日本では有名な経済誌が毎年のように「マンション管理特集」を組み、アンケート形式で管理会社から様々な情報を集め、独自の採点結果をランキング形式で発表しています。

管理会社も管理組合に営業する際、

「○○年の週刊△△誌『マンション管理会社ランキング』で第○位の評価をいただきました」

などと自慢したり、誇らしげに自社のホームページに載せたりしています。

経済誌からこの手の特集企画のご案内とアンケートが届くと、アンケートの質問から裏読みすれば、どんな項目でどのような評価が下るか、大概推測できるものです。代表的なものを挙げると例えば…

  1. 管理費の未収率は何パーセントですか。
  2. 管理費の未収金督促は何カ月行いますか。
  3. マンションの管理戸数と棟数はいくつですか。
  4. 昨年一年間で新規受注したマンションの戸数と棟数はいくつですか。
  5. 昨年一年間で中途解約となったマンションの戸数と棟数はいくつですか。
  6. フロントマンの担当するマンションの棟数と戸数は平均いくつですか。
  7. 従業員数と管理業務主任者、マンション管理士、一級建築士等専門家の在籍人数を教えてください。  
などなどです。設問内容の多くは特集を組むたびに少しずつ替わりますが、素人のあなたも模範解答が想像できますよね。
この手のマンション管理特集は、多くの場合「デベロッパーが販売する分譲マンションそのものの特集」も兼ねています。

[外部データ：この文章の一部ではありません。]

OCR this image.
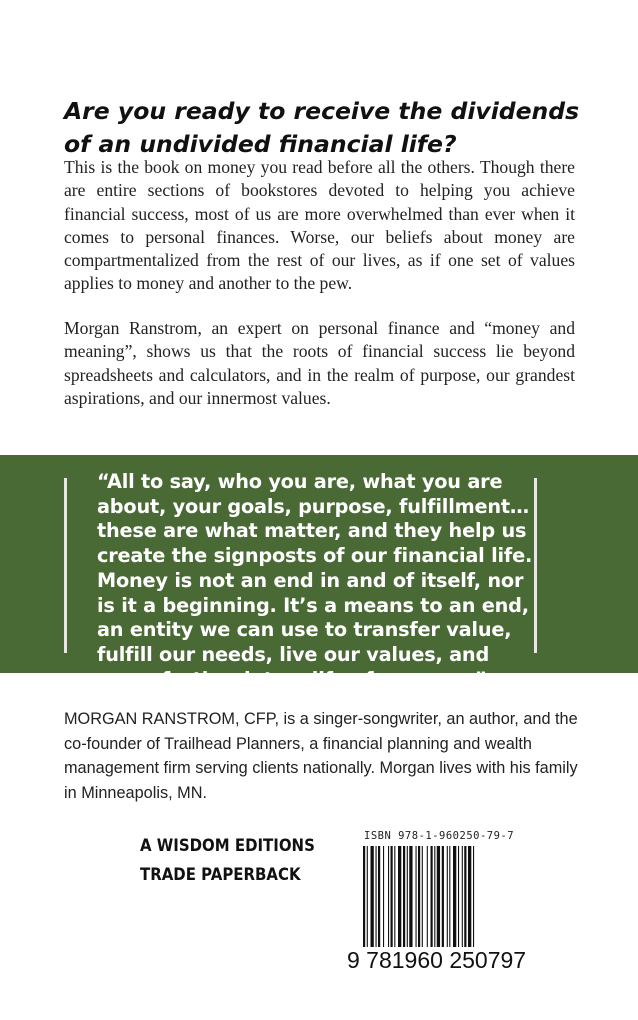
Are you ready to receive the dividends of an undivided financial life?

This is the book on money you read before all the others. Though there are entire sections of bookstores devoted to helping you achieve financial success, most of us are more overwhelmed than ever when it comes to personal finances. Worse, our beliefs about money are compartmentalized from the rest of our lives, as if one set of values applies to money and another to the pew.

Morgan Ranstrom, an expert on personal finance and “money and meaning”, shows us that the roots of financial success lie beyond spreadsheets and calculators, and in the realm of purpose, our grandest aspirations, and our innermost values.

“All to say, who you are, what you are about, your goals, purpose, fulfillment… these are what matter, and they help us create the signposts of our financial life. Money is not an end in and of itself, nor is it a beginning. It’s a means to an end, an entity we can use to transfer value, fulfill our needs, live our values, and move further into a life of purpose.”

MORGAN RANSTROM, CFP, is a singer-songwriter, an author, and the co-founder of Trailhead Planners, a financial planning and wealth management firm serving clients nationally. Morgan lives with his family in Minneapolis, MN.

A WISDOM EDITIONS
TRADE PAPERBACK
ISBN 978-1-960250-79-7
9 781960 250797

特集記事に合わせてマンション管理会社やマンションデベロッパーの記事広告がでています(※)が、この記事広告は結構な広告料であり、中小の管理会社が掲載できるようなものではありません。

つまり、大手管理会社や大手マンションデベロッパーが競って登場します。

経済誌の収入源は書店での雑誌の販売収入だけではありません。この広告収入こそ収益の柱です。
このような記事広告を経済誌のマンション特集号にぶつけることで、管理会社やその親会社であるマンションデベロッパーは大きな反響を期待しています。

だからこそ大手管理会社は特集号の目玉である管理会社ランキングの順位を大変気にしているのです。

ところで、ランキングが発表になったとたんマンション管理の特集号は飛ぶように売れます。
誰が買うのか?

日本の分譲マンションの理事長さんが全員購入するとたぶん10万部近く売れるでしょうが、理事長さんはそんなには買ってくれません。

ランキングで上位になった大手管理会社各社が、まとめてとんでもない量を買い占めるのです。

営業に使うのならコピーすればいいじゃないかと思われますよね。
それが違うのです。

管理会社の取締役時代に大手経済誌の人から聞きましたが(というよりやんわり脅されたのかもしれませんが。)、ある管理会社が管理組合の役員に対して自社がランキング上位になった記事をコピーして配布していることに対して訴訟を提起し、損害賠償金を払わせたケースがあるそうです。

著作権とは厳格なもので、出版社に無断でコピーして営業活動に利用する等許されないのです。

というより、これを許せば出版社のランキング記事特集の収入源の柱が崩れてしまいます。特集記事を組むうまみがなくなるということが問題なのですね。

ということで、広告を出した企業が優遇され、ランキングを上げてもらえるとは思いたくありませんが、経済を論じると同時に経済活動をしている経済誌です。なにがしかの「忖度(ソンタク)」があるかもしれないと考えて記事は読んだ方がいいでしょう。

次のコラムでは、先に掲げた質問内容を一つずつ分析してみたいと思います。

菅 理(すが さとし)

※一見記事のような体裁をとっていますが、よく読むと特定企業の広告です。ページの枠外の「PR」とか「広告」といった申し訳程度の注書きで判ります。